In the nascent days of my wine discovery, Montepulciano's red wines were relegated to the bottom shelves of grocery stores, often in 1.5 liter bottles. Montepulciano d'Abruzzo was cheap, harsh, and utilitarian. Like so many Italian wines, these reds have since benefited from modernization of vineyard practices and winemaking technology. Today's Montepulciano is crowd-pleasing and versatile, and still relatively-inexpensive by comparison to Italy's more well-known regions. And like everyone else in the business, they now make rosés. The following two are from the same producer in the Abruzzo region northeast of Rome and on the other side of the Appenine mountains. I'll spend my own money on either of these wines in a heartbeat.

A quick note for the nerds among us: Montepulciano d'Abruzzo is made from the Montepulciano grape in the Abruzzo region, and is unrelated to Vino Nobile di Montepulciano, which is a sangiovese wine made in southeastern Tuscany. Ah, got to love the confusing Italian wines!

The 2020 Masciarelli Montepulciano d'Abruzzo ($15) is a textbook example. Widely available, this quenching medium-bodied red has plenty of clean acidity for pizza or Bolognese, and enough fruit to also make it perfectly flexible for enjoying with conversation - cheese optional. Look for pretty mountain flowers on the nose and something for everyone on the palate. Yum! 91 points (Sample.)
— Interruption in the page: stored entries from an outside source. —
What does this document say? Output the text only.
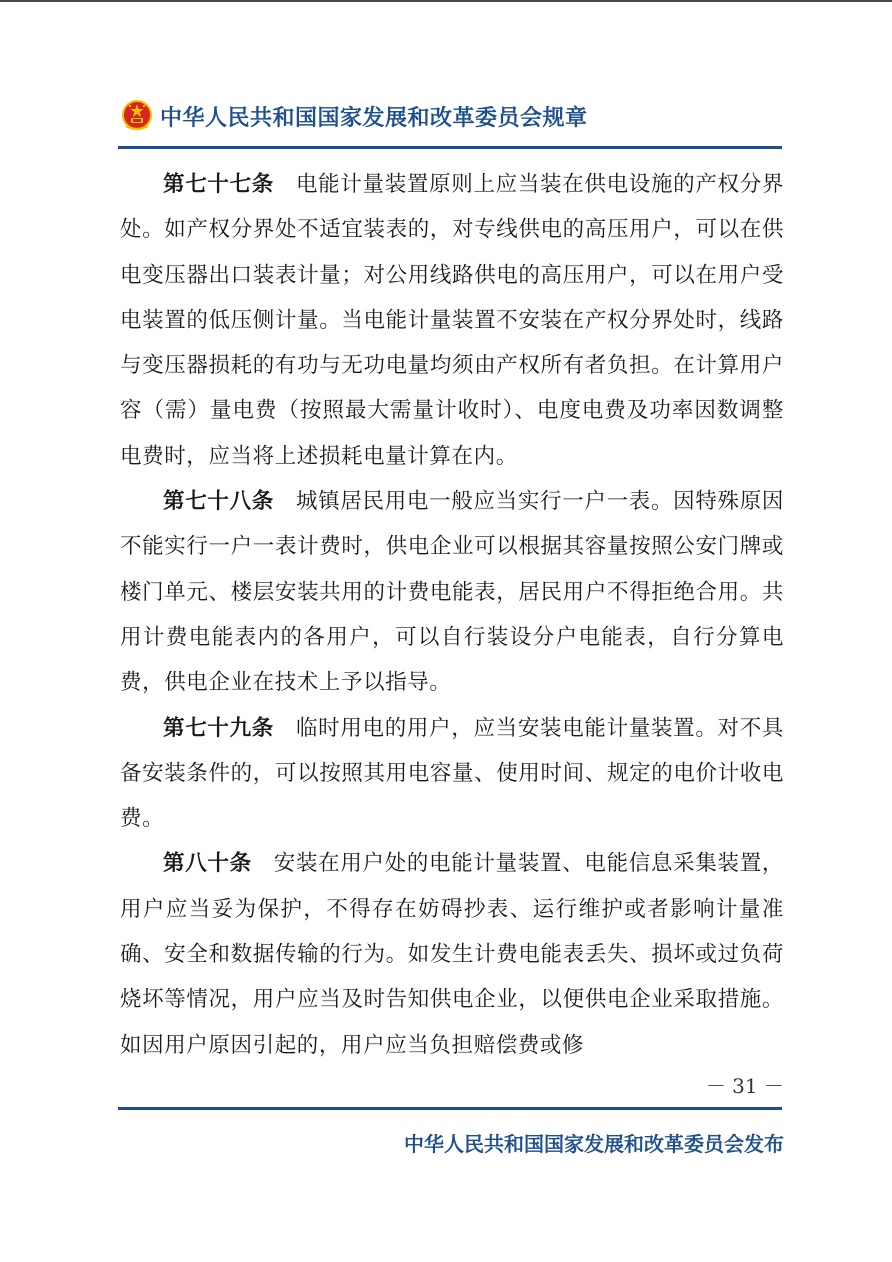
中华人民共和国国家发展和改革委员会规章

第七十七条 电能计量装置原则上应当装在供电设施的产权分界处。如产权分界处不适宜装表的，对专线供电的高压用户，可以在供电变压器出口装表计量；对公用线路供电的高压用户，可以在用户受电装置的低压侧计量。当电能计量装置不安装在产权分界处时，线路与变压器损耗的有功与无功电量均须由产权所有者负担。在计算用户容（需）量电费（按照最大需量计收时）、电度电费及功率因数调整电费时，应当将上述损耗电量计算在内。

第七十八条 城镇居民用电一般应当实行一户一表。因特殊原因不能实行一户一表计费时，供电企业可以根据其容量按照公安门牌或楼门单元、楼层安装共用的计费电能表，居民用户不得拒绝合用。共用计费电能表内的各用户，可以自行装设分户电能表，自行分算电费，供电企业在技术上予以指导。

第七十九条 临时用电的用户，应当安装电能计量装置。对不具备安装条件的，可以按照其用电容量、使用时间、规定的电价计收电费。

第八十条 安装在用户处的电能计量装置、电能信息采集装置，用户应当妥为保护，不得存在妨碍抄表、运行维护或者影响计量准确、安全和数据传输的行为。如发生计费电能表丢失、损坏或过负荷烧坏等情况，用户应当及时告知供电企业，以便供电企业采取措施。如因用户原因引起的，用户应当负担赔偿费或修

－ 31 －
中华人民共和国国家发展和改革委员会发布
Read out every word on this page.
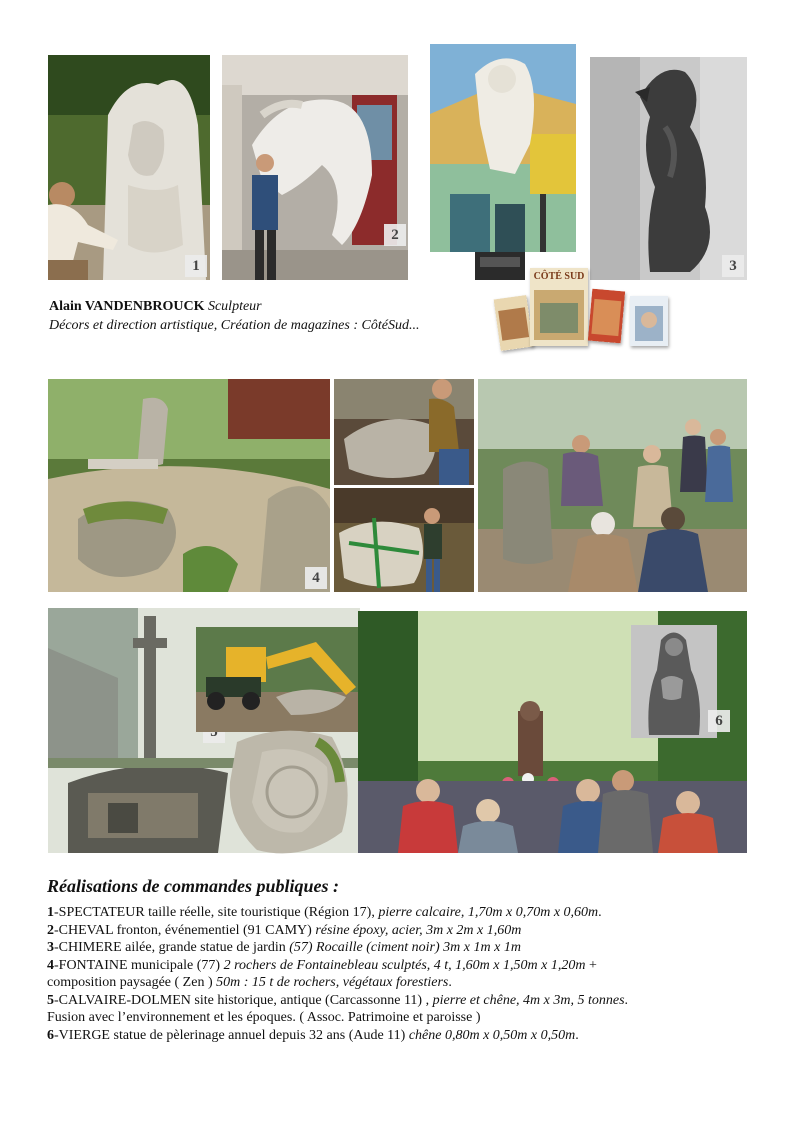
1
2
3
CÔTÉ SUD
Alain VANDENBROUCK Sculpteur
Décors et direction artistique, Création de magazines : CôtéSud...
4
6
Réalisations de commandes publiques :

1-SPECTATEUR taille réelle, site touristique (Région 17), pierre calcaire, 1,70m x 0,70m x 0,60m.

2-CHEVAL fronton, événementiel (91 CAMY) résine époxy, acier, 3m x 2m x 1,60m

3-CHIMERE ailée, grande statue de jardin (57) Rocaille (ciment noir) 3m x 1m x 1m

4-FONTAINE municipale (77) 2 rochers de Fontainebleau sculptés, 4 t, 1,60m x 1,50m x 1,20m +

composition paysagée ( Zen ) 50m : 15 t de rochers, végétaux forestiers.

5-CALVAIRE-DOLMEN site historique, antique (Carcassonne 11) , pierre et chêne, 4m x 3m, 5 tonnes.

Fusion avec l’environnement et les époques. ( Assoc. Patrimoine et paroisse )

6-VIERGE statue de pèlerinage annuel depuis 32 ans (Aude 11) chêne 0,80m x 0,50m x 0,50m.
2020 Masciarelli Rosato IGT ($14) The clear bottle glass seems to be illuminated from within, radiating a deep, rich color to this rosé. Clean on the nose, it offers an almost tart crispness on the fore palate, where acidity and body are nicely balanced. Dry, yet full of flavor that is decidedly Italian without gesturing its hands at you, this super versatile wine will please many at either the dinner table or patio gathering. Also made entirely from Montepulciano. 91 points (Sample.)